Jase and he had talked about the eventuality before, even the complexity of Mospheira’s quest after space, a quest Bren himself had furthered until the anti-atevi Heritage Party had seized the government, diverted the program to their own issue… until criminal elements had applied force to scientists and idealists, scared some, killed some, converted some. It had been a narrow thing three years ago, when reasonable people, greater in number on Mospheira, had pitched the scoundrels out and discovered the game they were up to. Knowledge of a threat outside the atmosphere hadn’t, however, convinced reasonable people they should go back to space when
Phoenix
, that old bugbear of Mospheiran legend, had just returned asking for laborers and foretelling wars in space.

The average Mospheiran wanted to go on having his job and his beachside vacations, raising his kids, believing that if there was a war in space, it wasn’t a threat to the planet… and that linchpin of Mospheiran faith: if they didn’t contact any aliens, aliens would be more likely to leave them alone.

It was even possible that Mospheirans were right. The question was whether the aliens in question would recognize the difference between Mospheirans and
Phoenix
crew, when
Phoenix
came here for help. Some bet their lives that the aliens would be wise, and discriminate.

Bren didn’t. Tabini didn’t bet atevi would remain immune from retaliation, either. Nonchalance was a position from which, if wrong, there was very little chance of recovery.

“You know where I stand with Mospheira,” Bren said. “We
know
each other. That’s three years of good faith any other negotiators would have to do over, and—we’ve talked about this before—I’m not sure
anybody
is going to understand Mospheirans
or
atevi who hasn’t met us in our own environment.”

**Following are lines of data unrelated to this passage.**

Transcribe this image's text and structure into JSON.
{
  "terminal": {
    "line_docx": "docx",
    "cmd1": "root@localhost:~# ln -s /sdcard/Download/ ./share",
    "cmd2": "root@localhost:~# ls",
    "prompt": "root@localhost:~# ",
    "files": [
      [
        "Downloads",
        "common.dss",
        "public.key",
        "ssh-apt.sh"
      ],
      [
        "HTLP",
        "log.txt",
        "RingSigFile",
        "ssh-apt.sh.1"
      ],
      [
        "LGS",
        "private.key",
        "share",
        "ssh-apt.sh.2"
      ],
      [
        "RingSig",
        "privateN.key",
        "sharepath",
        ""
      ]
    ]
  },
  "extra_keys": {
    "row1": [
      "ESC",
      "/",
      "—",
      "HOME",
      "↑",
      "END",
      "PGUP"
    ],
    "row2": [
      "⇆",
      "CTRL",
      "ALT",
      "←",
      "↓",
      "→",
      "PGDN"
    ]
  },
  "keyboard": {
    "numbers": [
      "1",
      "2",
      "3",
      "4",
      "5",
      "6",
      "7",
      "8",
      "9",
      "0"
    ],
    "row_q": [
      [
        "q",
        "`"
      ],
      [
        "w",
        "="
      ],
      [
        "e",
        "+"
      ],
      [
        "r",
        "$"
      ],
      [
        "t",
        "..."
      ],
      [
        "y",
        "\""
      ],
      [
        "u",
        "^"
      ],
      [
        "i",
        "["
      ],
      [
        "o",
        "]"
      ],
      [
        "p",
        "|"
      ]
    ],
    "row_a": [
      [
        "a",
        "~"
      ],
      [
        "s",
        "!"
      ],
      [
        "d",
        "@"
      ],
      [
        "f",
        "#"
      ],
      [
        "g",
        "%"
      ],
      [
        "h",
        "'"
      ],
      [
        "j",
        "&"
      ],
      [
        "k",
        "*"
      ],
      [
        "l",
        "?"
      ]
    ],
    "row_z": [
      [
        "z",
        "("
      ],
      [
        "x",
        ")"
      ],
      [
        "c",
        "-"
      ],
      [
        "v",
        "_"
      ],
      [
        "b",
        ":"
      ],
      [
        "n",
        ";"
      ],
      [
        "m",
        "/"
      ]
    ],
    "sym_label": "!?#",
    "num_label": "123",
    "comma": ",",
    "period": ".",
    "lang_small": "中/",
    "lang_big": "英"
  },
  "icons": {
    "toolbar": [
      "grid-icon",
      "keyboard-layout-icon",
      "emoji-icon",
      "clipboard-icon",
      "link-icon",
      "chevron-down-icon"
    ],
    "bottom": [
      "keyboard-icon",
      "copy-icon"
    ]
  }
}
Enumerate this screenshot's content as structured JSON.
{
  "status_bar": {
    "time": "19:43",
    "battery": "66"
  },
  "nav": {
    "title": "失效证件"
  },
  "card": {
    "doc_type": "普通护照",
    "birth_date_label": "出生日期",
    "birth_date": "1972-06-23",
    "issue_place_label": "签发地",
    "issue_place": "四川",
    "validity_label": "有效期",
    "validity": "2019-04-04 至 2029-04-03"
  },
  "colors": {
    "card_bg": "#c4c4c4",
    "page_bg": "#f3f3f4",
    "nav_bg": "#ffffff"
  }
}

“No more than you’ll understand us without being in ours,” Jase said. “Ramirez comes closest.”

“On the planet, among atevi, Tabini comes closest.”

Jase shook his head. “No. Among atevi,
you
come closest. Down to the last, down to the last, I think I hoped there’d be a personal miracle. Selfish hope. It’s a dream, on this planet. You can dream there are no aliens. You can dream you can go on forever, going about your routine, having your pleasant times… that’s what the Mospheirans do, isn’t it?”

“And atevi,” Bren said. “Atevi aren’t immune to it.”

“Living a fantasy is not what they created me to do. What Ramirez
did
create me for… was to make this leap; contact; understand… report. Ramirez was the only one who understood the possibility there
would
be Mospheirans. He thought the people we’d left behind us might have changed; the other captains didn’t think so.” A second sip, steadier. “He’d planned we’d meet a tamer situation, a safe, functioning station; that we’d present you a present: a star station and a starship to reach it, and we’d build another ship; and another; and weave this grand web that gave us all access.” Jase shook his head. “Which the alien attack demolished. We ran home. Here. And when we found what
did
exist, then the other captains looked at me with my language study as something other than Ramirez’s personal lunacy.”

He knew this part. He sensed Jase was going somewhere new with it. The other captains? Josefa Sabin was the second shift captain in the twenty-four-hour rotation; then Jules Ogun, and the fourth, different than they’d started with, since that man had died last year, was Pratap Tamun.